A Samsung está acelerando o desenvolvimento de seu primeiro robô humanoide e mira uma apresentação de protótipo durante a CES de 2027, em Las Vegas. A informação, vinda do jornal sul-coreano Seoul Economic Daily, sinaliza um movimento estratégico da gigante de eletrônicos para além das telas e semicondutores, mirando a próxima fronteira da inteligência artificial: a interação com o mundo físico.

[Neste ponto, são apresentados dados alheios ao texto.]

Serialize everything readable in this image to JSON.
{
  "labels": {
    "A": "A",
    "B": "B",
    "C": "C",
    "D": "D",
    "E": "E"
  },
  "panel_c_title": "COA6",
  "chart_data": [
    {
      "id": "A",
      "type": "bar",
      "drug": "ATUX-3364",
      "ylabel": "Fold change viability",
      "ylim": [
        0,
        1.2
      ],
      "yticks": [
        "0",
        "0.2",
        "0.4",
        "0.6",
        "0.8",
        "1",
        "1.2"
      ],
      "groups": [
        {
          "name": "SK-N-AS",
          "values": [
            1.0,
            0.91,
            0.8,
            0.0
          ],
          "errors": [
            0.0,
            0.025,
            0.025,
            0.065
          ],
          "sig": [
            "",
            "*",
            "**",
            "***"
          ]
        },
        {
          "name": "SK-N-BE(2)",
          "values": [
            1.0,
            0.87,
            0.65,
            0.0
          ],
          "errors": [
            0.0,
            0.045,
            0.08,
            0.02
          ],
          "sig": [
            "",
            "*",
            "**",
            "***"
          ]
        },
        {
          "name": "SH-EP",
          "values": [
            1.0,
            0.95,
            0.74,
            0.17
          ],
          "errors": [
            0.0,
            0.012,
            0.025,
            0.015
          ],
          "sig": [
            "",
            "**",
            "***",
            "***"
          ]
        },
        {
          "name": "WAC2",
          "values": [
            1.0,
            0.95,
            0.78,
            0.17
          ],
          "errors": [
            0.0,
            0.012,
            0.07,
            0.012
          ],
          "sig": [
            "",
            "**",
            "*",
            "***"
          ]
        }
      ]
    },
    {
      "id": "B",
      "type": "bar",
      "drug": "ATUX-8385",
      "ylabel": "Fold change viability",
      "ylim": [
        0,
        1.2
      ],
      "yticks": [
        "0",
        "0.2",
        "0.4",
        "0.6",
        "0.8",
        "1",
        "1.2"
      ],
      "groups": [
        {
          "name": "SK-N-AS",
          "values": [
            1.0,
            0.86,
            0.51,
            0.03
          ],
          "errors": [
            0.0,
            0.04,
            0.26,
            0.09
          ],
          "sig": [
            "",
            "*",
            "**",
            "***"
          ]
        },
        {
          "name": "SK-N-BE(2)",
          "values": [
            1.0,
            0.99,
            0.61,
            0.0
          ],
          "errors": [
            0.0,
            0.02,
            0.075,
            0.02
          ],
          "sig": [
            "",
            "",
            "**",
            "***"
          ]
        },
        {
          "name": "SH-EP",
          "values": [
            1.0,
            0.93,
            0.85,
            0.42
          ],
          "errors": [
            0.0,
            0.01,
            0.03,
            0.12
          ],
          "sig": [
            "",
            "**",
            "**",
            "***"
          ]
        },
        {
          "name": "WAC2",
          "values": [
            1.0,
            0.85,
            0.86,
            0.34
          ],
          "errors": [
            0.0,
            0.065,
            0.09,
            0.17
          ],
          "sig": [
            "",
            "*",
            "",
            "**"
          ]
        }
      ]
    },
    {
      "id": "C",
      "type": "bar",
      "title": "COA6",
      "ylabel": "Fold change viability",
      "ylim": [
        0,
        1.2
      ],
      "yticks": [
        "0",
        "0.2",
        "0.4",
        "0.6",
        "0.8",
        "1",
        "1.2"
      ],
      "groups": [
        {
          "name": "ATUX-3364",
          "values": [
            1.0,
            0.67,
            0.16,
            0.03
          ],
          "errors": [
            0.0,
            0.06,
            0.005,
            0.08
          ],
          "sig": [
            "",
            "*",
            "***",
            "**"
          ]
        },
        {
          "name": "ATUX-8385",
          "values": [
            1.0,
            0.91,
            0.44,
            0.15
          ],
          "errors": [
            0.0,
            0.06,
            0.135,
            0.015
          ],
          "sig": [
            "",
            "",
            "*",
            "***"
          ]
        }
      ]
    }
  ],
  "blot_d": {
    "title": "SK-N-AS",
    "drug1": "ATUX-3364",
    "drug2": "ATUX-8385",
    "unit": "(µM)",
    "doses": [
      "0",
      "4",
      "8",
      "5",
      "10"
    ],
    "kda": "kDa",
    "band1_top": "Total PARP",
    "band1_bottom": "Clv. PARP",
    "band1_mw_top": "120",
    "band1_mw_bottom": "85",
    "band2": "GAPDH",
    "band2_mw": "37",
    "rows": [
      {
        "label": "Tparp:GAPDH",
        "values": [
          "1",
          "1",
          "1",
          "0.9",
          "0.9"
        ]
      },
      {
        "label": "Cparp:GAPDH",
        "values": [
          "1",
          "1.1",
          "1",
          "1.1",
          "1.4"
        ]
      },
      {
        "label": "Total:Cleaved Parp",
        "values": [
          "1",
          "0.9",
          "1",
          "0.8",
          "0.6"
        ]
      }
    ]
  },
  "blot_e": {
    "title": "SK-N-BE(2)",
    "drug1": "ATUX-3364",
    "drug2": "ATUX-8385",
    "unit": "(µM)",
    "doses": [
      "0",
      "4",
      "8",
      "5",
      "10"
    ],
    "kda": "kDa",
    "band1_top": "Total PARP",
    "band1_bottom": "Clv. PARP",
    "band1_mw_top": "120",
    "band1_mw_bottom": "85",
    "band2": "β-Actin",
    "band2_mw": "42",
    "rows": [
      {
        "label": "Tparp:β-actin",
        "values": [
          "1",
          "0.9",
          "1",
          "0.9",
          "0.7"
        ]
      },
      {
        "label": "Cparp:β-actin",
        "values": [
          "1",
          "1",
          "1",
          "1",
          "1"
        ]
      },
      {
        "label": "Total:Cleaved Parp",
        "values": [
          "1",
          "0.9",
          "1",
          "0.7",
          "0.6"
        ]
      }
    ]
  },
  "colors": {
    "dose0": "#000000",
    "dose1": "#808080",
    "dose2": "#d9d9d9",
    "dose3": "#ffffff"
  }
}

A iniciativa está sob a alçada da equipe de Robotics Transformation (RX), ligada diretamente à divisão Device eXperience (DX), o coração dos produtos de consumo da empresa. A leitura é clara: a Samsung não quer ficar para trás em uma corrida que já tem nomes como Tesla, com seu robô Optimus, e startups ágeis como a Figure AI, que conta com o apoio da OpenAI e Microsoft. O horizonte de 2027, embora distante, sugere uma abordagem metódica em vez de um lançamento apressado.
A Estratégia Integrada
O diferencial da aposta da Samsung parece residir na integração. A companhia está estruturando o projeto para que as equipes de hardware (o corpo) e de software (o cérebro de IA) trabalhem de forma unificada desde o início. Esta é uma resposta direta a um dos maiores gargalos históricos da robótica, onde sistemas mecânicos e de inteligência são frequentemente desenvolvidos em silos, resultando em integrações complexas e demoradas.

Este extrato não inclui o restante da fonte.